More than 250,000 households will “slide into destitution” next year, taking the total number in extreme poverty to around 1.2m, unless the government acts to help the poorest families hit by the energy price shock, according to the National Institute for Economic & Social Research (NIESR).

More than 1.5m households will see the rise in food and energy bills outstrip their disposable income, forcing them to rely on savings or extra borrowing to make up the shortfall, said the thinktank, which blamed welfare spending cuts since the Brexit vote in 2016 for leaving millions of families in a vulnerable financial position.

To prevent a jump in poverty levels, the government must raise universal credit payments by £25 a week immediately while handing the 11.3m lowest-income households a one-off cash payment of £250, NIESR said.

The dire situation facing many low-income families was likely to persist after the government committed only limited funds to its skills budget and levelling up agenda in the budget in March, it added.

Inflation, which NIESR forecasts to average 7.8% this year after peaking at 8.5% in the autumn – lower than the Bank of England’s 10% estimate – will fall next year, but the government’s reliance on loans to support poor families, which must be repaid over subsequent years, will mean poverty levels remain elevated.

NIESR said the main subsidy for fuel – a 5p cut in fuel duty – was badly targeted and would mainly benefit better-off drivers with the largest, fuel-hungry vehicles.

Explaining its outlook for the economy over the next three years – with lower growth and rising unemployment leading to a recession in the second half of 2022 – NIESR boss Jagjit Chadha said the government’s policies could be directly blamed for harming the real incomes of UK households.

“It is quite clear that fiscal policy could be used to smooth the income shock,” he said.

“Time and again we have been told that there is little room for manoeuvre when the weather turns unpleasant,” he said, when the government “had a £20bn borrowing capacity under its own fiscal rules that could be used to support poorer families”.

Chadha is a longstanding critic of the government’s austerity measures.
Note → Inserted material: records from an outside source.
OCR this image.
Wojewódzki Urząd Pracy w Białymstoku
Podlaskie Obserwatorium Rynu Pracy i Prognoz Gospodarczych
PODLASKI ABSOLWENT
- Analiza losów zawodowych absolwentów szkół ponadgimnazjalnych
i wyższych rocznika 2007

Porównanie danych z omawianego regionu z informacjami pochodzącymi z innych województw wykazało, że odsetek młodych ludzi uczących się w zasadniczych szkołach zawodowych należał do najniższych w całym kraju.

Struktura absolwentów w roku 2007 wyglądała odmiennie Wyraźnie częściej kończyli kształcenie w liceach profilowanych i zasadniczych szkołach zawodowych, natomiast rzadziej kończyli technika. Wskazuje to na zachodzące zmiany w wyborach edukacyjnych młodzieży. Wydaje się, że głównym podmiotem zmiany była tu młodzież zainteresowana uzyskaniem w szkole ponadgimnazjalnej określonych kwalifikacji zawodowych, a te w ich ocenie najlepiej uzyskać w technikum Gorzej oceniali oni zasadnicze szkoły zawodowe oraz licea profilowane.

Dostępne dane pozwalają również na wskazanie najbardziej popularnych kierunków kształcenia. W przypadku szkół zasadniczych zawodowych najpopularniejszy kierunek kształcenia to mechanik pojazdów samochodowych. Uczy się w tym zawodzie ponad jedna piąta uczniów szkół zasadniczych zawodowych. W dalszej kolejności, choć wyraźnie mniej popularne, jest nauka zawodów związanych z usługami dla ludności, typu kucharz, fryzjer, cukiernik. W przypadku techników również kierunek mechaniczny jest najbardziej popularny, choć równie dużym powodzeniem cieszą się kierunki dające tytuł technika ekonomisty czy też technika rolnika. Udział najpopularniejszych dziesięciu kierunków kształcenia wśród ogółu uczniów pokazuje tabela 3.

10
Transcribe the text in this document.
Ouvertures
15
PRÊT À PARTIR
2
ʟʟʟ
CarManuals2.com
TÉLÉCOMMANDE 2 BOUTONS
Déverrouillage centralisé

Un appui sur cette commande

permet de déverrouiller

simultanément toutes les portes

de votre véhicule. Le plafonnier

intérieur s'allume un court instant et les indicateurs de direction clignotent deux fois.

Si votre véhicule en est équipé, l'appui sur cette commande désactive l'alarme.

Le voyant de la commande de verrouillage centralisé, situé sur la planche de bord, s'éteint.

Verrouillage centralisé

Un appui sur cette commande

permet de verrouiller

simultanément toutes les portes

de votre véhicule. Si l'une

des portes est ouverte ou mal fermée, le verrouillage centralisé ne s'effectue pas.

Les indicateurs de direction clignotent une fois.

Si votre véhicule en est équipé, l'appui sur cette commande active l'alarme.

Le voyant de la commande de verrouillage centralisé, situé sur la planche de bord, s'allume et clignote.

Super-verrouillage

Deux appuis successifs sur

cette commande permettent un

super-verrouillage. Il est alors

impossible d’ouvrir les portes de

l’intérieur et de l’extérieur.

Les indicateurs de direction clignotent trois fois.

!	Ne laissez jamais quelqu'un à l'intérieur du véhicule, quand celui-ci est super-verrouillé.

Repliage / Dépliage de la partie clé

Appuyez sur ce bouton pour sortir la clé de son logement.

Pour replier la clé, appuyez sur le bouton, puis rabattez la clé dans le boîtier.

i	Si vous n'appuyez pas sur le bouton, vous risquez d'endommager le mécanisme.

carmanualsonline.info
He said successive governments since 2008 should have been more ambitious rather than leave much of the job of spurring economic growth to the Bank of England.

Looking forward, he said the government was wrong to accelerate balancing the books when it should be investing to level up the regions and protect the poorest in society.

An increase in universal credit uplift of £25 per week between May and October 2022 would benefit about 5.6m households and cost around £1.35bn. A one-off cash payment worth £250 per household for 2022-23 would cost £2.85bn.

Professor Adrian Pabst, NIESR’s deputy director for public policy, said: “Prices will push up bills, drag down demand and increase income inequalities. The big squeeze on budgets will hit the lower-income households hardest who live in some of the most economically and socially deprived parts of the country.

“To stop an additional 250,000 households from sliding into debt and destitution, the chancellor should instate a £25 per week universal credit uplift for at least 6 months.”